MDS Paient ..NEW to this forum

[towncarlady]

Hello,

I have just registered for this forum. I am uncertain about forum procedures, so I will be learning. I have already benefited from the post. I think we all can be a support to each other, since so little is available to us.

I will be happy to interact and share my story.

[Neil Cuadra]

Welcome, towncarlady.

Support comes in many forms: the direct efforts of medical professionals and the support staff at treatment centers, the work done on our behalf by support organizations like the Aplastic Anemia & MDS International Foundation, the printed and online resources that we use on our own, the grounding we get from our family, friends, and communities, and the practical advice and lifted spirits we can get by sharing our experiences with other patients who have traveled the same road.

When we fear for our health and the health of our loved ones, it's easy to feel alone, so it can help to share our stories, including our successes and setbacks. It's easiest to share like this face to face, but MDS is rare so patients don't often meet other MDS patients in person. The Internet gives us the next best thing: a chance to find each other and support each other long distance.

[towncarlady]

Neil,

Thank you for the post. I began research on the internet almost immediately on diagnosis. My research continues. I find that for me being an informed patient helps me as well as my physician. I am very pro-active in my care. In fact, it is a result of my own persistence that I finally got answers to why I was staying sick constantly and staying anemic. On top of that, all test results were coming normal. It was then that I asked my allergist about seeing a hemotologist. Bingo! It was not what I expected to hear.
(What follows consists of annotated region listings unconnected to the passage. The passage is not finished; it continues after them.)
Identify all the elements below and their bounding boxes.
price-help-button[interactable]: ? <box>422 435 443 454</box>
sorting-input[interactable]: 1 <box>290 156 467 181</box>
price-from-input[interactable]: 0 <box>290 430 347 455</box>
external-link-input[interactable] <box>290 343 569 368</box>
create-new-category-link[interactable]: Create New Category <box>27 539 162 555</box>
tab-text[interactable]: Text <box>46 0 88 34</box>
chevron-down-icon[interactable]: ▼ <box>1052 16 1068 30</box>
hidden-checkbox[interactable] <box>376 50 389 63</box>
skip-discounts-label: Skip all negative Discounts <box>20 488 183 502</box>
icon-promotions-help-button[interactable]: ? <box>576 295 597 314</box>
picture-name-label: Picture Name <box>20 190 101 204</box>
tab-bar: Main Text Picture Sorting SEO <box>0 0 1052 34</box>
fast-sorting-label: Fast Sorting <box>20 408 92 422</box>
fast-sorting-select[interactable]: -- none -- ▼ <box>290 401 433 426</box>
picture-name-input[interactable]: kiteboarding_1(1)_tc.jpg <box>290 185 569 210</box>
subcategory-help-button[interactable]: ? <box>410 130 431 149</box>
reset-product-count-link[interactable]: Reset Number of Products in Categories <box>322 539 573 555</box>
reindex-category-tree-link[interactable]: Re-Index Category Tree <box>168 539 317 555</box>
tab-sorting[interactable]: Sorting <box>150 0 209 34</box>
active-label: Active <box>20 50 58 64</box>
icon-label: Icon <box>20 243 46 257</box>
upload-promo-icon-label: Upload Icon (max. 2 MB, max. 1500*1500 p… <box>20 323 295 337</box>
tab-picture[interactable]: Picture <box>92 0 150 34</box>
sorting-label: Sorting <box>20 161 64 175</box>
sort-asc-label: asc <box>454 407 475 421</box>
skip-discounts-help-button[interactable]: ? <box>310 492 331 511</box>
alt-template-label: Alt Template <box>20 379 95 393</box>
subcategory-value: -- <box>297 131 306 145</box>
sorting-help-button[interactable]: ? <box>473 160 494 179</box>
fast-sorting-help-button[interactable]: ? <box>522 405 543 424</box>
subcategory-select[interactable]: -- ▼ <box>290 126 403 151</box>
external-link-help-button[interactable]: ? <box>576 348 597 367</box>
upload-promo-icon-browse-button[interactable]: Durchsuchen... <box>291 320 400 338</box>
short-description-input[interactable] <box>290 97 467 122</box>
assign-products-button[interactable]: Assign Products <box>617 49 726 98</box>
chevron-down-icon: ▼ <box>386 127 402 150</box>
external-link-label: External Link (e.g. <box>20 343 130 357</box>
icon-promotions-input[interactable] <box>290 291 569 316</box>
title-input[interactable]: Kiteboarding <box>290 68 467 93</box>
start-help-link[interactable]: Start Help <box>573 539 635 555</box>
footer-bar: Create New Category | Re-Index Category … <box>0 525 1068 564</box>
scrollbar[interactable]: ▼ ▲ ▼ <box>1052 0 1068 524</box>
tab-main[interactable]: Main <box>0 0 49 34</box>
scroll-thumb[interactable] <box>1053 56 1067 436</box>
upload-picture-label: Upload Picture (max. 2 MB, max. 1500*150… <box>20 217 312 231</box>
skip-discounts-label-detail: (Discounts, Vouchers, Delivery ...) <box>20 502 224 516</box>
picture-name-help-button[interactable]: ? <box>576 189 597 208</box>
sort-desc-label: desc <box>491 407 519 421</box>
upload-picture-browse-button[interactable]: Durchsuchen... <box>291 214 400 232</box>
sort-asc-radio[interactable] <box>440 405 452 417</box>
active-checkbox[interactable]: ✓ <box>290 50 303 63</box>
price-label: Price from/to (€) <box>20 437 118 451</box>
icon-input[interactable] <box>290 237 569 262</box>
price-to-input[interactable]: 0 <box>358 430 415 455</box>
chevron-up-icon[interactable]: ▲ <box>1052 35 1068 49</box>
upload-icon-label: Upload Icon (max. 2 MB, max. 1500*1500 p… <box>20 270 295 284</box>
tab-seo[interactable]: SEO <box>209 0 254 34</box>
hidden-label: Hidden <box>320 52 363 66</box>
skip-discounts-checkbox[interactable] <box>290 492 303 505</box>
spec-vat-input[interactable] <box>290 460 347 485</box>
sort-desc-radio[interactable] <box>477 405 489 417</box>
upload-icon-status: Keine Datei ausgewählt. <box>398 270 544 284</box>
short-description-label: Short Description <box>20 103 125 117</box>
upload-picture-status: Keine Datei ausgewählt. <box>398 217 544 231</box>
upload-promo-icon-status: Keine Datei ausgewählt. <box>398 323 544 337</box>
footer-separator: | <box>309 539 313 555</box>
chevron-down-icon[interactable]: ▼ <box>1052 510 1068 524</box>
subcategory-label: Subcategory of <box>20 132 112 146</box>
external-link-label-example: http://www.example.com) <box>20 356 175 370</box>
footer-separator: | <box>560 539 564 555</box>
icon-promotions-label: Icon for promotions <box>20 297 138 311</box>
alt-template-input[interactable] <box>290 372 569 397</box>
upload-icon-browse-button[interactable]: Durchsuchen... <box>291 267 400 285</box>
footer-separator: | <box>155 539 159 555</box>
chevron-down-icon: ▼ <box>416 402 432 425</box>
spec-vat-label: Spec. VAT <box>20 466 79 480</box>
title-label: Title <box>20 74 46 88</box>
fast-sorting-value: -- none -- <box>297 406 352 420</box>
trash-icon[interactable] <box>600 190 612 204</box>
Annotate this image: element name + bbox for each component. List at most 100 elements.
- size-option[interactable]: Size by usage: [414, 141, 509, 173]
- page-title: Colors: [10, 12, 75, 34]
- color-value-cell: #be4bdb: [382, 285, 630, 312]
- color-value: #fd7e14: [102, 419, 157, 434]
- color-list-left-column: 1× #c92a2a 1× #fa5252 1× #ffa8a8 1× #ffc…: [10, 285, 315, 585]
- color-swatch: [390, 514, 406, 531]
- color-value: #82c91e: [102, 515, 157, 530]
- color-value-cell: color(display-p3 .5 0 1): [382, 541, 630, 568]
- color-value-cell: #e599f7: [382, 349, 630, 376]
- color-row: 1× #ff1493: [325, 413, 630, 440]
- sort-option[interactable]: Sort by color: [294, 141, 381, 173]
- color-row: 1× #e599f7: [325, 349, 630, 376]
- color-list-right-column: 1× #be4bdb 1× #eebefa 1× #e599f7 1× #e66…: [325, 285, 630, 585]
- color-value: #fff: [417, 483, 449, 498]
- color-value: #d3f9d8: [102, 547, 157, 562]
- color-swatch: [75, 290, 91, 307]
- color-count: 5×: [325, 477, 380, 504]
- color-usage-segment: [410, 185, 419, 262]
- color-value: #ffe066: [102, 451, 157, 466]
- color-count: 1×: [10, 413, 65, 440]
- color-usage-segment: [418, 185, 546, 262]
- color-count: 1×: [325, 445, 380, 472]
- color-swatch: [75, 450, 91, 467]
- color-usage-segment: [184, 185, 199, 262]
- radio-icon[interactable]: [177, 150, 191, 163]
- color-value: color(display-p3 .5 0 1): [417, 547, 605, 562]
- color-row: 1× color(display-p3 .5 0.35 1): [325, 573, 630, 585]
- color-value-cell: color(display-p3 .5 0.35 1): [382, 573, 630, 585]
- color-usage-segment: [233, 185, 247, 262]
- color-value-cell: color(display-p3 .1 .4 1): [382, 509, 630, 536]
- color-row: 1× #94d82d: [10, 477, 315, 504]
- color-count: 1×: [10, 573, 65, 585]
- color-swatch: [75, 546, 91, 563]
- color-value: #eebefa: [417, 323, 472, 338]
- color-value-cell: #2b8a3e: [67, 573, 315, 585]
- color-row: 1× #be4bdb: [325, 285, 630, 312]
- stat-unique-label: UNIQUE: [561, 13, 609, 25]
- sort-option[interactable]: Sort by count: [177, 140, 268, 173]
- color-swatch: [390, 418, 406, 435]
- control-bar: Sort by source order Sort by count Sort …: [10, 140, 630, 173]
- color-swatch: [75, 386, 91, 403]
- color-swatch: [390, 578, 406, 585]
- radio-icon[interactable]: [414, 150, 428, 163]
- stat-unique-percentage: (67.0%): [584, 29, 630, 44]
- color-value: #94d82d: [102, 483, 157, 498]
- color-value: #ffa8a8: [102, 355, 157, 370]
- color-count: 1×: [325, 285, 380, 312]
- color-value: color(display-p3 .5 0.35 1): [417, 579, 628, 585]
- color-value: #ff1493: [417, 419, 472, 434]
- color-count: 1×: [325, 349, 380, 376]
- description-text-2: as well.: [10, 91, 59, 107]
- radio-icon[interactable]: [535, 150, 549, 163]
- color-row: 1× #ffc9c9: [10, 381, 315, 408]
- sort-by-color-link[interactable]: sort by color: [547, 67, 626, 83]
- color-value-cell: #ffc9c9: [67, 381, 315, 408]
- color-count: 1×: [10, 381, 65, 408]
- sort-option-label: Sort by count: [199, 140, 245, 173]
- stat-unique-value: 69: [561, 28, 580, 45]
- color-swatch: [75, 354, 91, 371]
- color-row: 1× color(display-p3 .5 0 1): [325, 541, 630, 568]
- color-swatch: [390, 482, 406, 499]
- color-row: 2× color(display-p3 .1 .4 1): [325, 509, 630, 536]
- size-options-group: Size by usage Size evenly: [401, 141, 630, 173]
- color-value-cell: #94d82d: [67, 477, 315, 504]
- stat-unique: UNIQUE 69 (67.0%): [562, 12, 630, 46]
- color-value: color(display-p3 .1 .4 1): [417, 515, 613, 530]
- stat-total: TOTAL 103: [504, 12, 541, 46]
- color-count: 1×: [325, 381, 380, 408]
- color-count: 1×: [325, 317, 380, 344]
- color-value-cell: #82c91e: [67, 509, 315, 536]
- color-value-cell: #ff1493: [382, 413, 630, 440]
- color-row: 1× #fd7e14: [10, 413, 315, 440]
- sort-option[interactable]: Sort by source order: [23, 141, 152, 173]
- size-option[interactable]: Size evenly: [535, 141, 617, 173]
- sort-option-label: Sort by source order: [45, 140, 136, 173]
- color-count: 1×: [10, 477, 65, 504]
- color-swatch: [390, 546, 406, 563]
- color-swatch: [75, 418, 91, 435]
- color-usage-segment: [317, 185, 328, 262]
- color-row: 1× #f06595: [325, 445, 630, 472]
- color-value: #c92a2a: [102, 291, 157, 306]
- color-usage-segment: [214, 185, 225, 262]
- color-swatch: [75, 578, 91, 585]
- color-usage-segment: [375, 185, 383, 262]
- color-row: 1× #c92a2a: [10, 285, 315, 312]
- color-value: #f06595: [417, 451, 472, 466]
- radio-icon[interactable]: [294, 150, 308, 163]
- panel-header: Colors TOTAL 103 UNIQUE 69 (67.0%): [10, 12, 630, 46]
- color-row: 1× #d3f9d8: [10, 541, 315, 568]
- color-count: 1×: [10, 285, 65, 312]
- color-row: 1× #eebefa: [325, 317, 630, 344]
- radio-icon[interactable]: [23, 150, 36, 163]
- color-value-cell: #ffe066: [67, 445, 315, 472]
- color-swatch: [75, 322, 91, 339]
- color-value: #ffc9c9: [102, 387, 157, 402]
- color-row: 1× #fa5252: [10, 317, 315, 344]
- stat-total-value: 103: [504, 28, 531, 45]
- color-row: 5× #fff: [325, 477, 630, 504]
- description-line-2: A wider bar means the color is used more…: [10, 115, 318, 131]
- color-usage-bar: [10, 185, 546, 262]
One of the hardest areas to accept was the disruption or possibly cessation of my Christian music concerts. How can a concert be booked in advance when my medical condition is so unpredictable? I have been able to play for a church which helps fill in the gap.

My family and friends are very supportive, but acceptance on their part is just as hard. Coping with a serious illness does change one's life.

To those who may read this post, please feel free to ask questions. We who are MDS patients do not have as much information as we would like. I have found that the Lymphoma and Leukemia Society is a great source of information.